Environment Requirements

  • System environment: macOS 10.15.4 and above ; 64-bit.

  • Compilation dependencies are:

  • The compilation script will execute git clone to obtain the code of the third-party dependent libraries.

Compilation Options

The script build.sh in the root directory of MindSpore can be used to compile MindSpore Lite.

The compilation parameter of build.sh

Parameter

Parameter Description

Value Range

Defaults

-I

Selects an applicable architecture.

arm64, arm32

None

-j[n]

Sets the number of threads used during compilation.
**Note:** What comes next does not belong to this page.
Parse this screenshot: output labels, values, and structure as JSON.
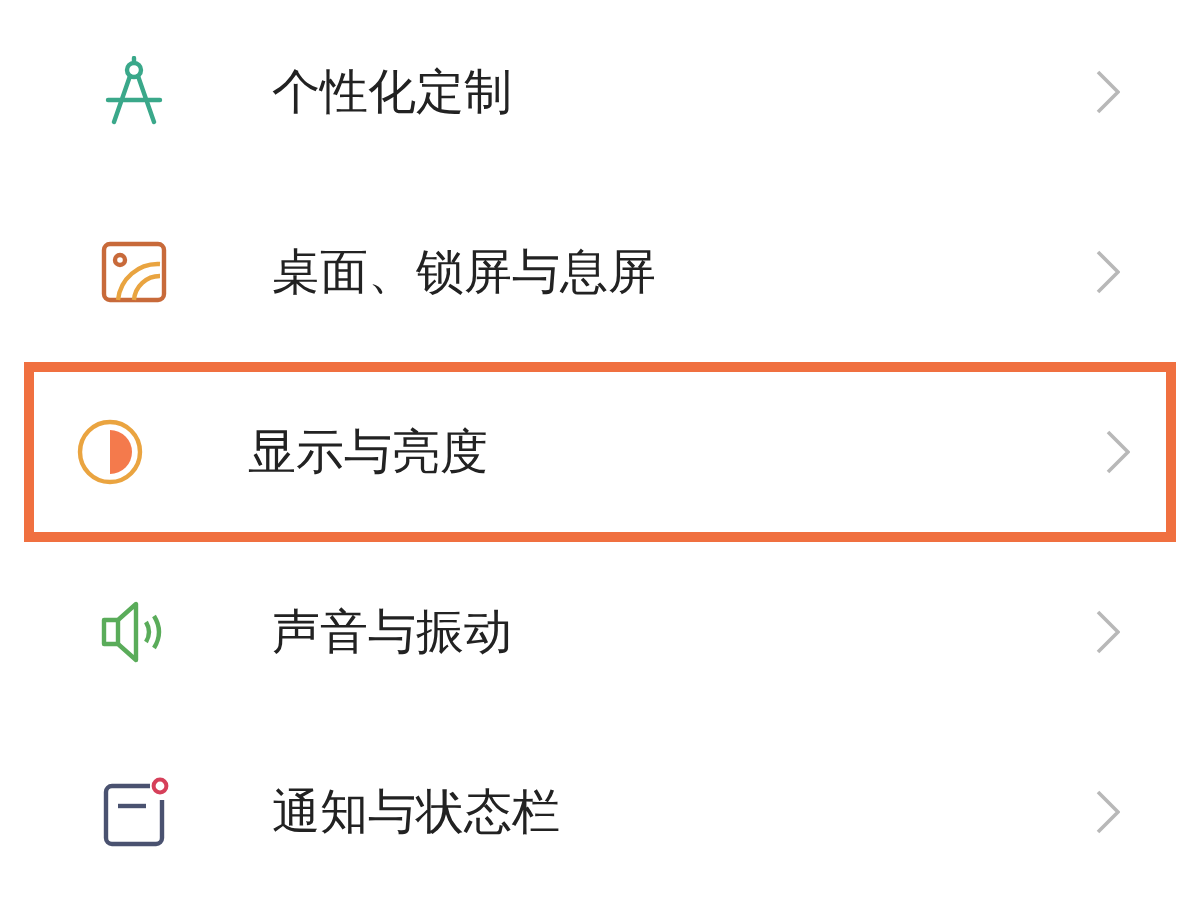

Otherwise, the number of threads is set to 8 by default.

Integer

8

The options of mindspore/lite/CMakeLists.txt

Option

Parameter Description

Value Range

Defaults

MSLITE_ENABLE_COREML

Whether to enable CoreML backend

on, off

off

Compilation Example

First, use the git tool to download the source code from the MindSpore code repository.

git clone https://gitee.com/mindspore/mindspore.git -b r2.0.0-alpha

Then, use the cmd tool to compile MindSpore Lite in the root directory of the source code and execute the following commands.

  • Compile the ARM64 architecture version

    bash build.sh -I arm64 -j8
    
  • Compile the ARM32 architecture version

    bash build.sh -I arm32 -j8
    

Finally, the following files will be generated in the output/ directory:

  • mindspore-lite-{version}-{os}-{arch}.tar.gz: Contains model inference framework.

  • version: Version of the output, consistent with that of the MindSpore.

  • os: Operating system on which the output will be deployed.

  • arch: System architecture on which the output will be deployed.

Directory Structure

mindspore-lite.framework
└── runtime
    ├── Headers        # 推理框架头文件
    ├── Info.plist     # 配置文件
    └── mindspore-lite # 静态库

Currently, device-side training and model conversion are not supported on macOS.